I'm new to fibers and EventMachine, and have only recently found out about fibers when I was seeing if Ruby had any concurrency features, like go-lang.
There don't seem to be a whole lot of examples out there for real use cases for when you'd use a Fiber.
I did manage to find this: https://www.igvita.com/2009/05/13/fibers-cooperative-scheduling-in-ruby/ (back from 2009!!!)
which has the following code:
require 'eventmachine'
require 'em-http'
require 'fiber'
def async_fetch(url)
f = Fiber.current
http = EventMachine::HttpRequest.new(url).get :timeout => 10
http.callback { f.resume(http) }
http.errback { f.resume(http) }
return Fiber.yield
end
EventMachine.run do
Fiber.new{
puts "Setting up HTTP request #1"
data = async_fetch('http://www.google.com/')

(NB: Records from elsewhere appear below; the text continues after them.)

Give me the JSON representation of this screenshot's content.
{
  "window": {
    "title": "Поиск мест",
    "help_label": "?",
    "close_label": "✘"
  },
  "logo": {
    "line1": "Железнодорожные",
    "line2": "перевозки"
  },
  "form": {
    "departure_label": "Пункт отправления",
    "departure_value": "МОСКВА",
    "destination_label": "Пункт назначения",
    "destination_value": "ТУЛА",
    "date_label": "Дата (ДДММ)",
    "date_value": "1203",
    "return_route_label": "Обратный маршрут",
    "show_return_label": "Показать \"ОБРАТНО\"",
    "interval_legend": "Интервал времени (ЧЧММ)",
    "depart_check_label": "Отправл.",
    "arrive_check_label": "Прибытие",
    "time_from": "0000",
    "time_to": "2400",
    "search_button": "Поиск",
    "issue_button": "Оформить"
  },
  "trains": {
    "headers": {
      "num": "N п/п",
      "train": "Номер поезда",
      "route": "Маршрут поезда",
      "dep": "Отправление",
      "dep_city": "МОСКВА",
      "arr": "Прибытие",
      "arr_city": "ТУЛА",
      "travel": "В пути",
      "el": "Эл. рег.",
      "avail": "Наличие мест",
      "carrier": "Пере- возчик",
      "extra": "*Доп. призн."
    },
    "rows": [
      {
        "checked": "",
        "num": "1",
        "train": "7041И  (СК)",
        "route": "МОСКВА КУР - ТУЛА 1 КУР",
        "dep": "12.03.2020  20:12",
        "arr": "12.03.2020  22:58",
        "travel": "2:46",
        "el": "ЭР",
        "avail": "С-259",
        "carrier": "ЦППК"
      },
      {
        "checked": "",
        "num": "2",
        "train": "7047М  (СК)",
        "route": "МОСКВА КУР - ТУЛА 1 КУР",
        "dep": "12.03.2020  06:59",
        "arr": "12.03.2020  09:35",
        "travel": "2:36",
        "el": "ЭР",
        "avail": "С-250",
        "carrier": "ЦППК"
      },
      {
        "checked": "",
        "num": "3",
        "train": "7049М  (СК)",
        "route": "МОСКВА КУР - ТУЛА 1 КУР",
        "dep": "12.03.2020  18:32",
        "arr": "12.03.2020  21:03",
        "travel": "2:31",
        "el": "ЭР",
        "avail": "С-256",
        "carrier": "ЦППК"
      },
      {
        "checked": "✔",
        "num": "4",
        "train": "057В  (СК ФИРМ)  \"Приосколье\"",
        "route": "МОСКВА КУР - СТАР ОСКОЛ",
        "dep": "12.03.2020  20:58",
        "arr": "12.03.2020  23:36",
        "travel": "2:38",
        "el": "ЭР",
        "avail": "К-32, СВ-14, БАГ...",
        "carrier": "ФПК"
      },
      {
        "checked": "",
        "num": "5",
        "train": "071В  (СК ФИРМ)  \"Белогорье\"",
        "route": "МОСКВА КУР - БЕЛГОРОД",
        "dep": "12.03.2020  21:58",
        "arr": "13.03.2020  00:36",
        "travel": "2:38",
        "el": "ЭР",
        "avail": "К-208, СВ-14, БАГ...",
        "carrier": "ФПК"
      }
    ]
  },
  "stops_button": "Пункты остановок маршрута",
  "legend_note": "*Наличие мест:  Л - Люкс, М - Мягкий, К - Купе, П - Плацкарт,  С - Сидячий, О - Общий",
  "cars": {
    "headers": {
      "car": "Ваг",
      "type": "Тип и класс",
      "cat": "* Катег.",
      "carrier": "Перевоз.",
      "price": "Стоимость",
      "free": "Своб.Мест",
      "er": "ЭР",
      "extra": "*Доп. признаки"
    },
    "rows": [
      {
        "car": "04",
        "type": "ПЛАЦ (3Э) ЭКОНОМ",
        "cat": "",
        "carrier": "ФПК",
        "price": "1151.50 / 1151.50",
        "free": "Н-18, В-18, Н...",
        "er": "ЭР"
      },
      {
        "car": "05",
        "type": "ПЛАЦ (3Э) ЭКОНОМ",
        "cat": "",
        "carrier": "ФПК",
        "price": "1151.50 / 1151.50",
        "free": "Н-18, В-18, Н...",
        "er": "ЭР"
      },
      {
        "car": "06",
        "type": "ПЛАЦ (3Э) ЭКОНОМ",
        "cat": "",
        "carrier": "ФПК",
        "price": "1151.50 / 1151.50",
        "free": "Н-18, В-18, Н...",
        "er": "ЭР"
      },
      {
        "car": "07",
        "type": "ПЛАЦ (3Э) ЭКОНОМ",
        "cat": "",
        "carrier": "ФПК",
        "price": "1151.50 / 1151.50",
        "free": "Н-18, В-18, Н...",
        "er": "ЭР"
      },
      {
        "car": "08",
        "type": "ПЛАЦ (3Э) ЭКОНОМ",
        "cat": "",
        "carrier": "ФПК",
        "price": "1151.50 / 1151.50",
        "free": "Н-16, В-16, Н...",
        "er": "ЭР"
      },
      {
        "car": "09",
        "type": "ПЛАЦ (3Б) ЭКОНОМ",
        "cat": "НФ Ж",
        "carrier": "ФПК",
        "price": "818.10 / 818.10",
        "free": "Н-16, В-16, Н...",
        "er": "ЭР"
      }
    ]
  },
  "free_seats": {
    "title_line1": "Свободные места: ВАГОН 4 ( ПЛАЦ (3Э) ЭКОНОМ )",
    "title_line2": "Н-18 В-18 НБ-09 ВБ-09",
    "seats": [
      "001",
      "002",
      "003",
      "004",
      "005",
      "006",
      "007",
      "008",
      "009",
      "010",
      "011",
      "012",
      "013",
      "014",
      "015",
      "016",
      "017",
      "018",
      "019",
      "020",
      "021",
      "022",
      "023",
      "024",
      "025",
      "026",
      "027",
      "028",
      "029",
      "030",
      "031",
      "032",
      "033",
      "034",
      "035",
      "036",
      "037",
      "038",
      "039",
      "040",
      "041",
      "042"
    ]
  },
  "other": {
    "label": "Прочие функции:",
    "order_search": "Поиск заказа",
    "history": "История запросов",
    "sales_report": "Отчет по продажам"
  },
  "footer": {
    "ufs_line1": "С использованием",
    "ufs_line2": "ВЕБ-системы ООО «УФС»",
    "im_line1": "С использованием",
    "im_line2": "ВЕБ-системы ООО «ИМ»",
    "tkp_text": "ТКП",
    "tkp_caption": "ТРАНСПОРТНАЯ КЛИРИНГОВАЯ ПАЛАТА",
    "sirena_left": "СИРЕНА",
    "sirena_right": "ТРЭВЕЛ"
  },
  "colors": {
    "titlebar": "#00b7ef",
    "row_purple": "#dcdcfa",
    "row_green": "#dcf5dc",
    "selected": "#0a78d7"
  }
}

puts "Fetched page #1: #{data.response_header.status}"
EventMachine.stop
}.resume
end
And that's great, async GET request! yay!!! but... how do I actually use it asyncily? The example doesn't have anything beyond creating the containing Fiber.
From what I understand (and don't understand):
async_fetch is blocking until f.resume is called.
f is the current Fiber, which is the wrapping Fiber created in the EventMachine.run block.
the async_fetch yields control flow back to its caller? I'm not sure what this does
why does the wrapping fiber have resume at the end? are fibers paused by default?
Outside of the example, how do I use fibers to say, shoot off a bunch of requests triggered by keyboard commands?
like, for example: every time I type a letter, I make a request to google or something? - normally this requires a thread, which the main thread would tell the parallel thread to launch a thread for each request. :-\
I'm new to concurrency / Fibers. But they are so intriguing!
If anyone can answers these questions, that would be very appreciated!!!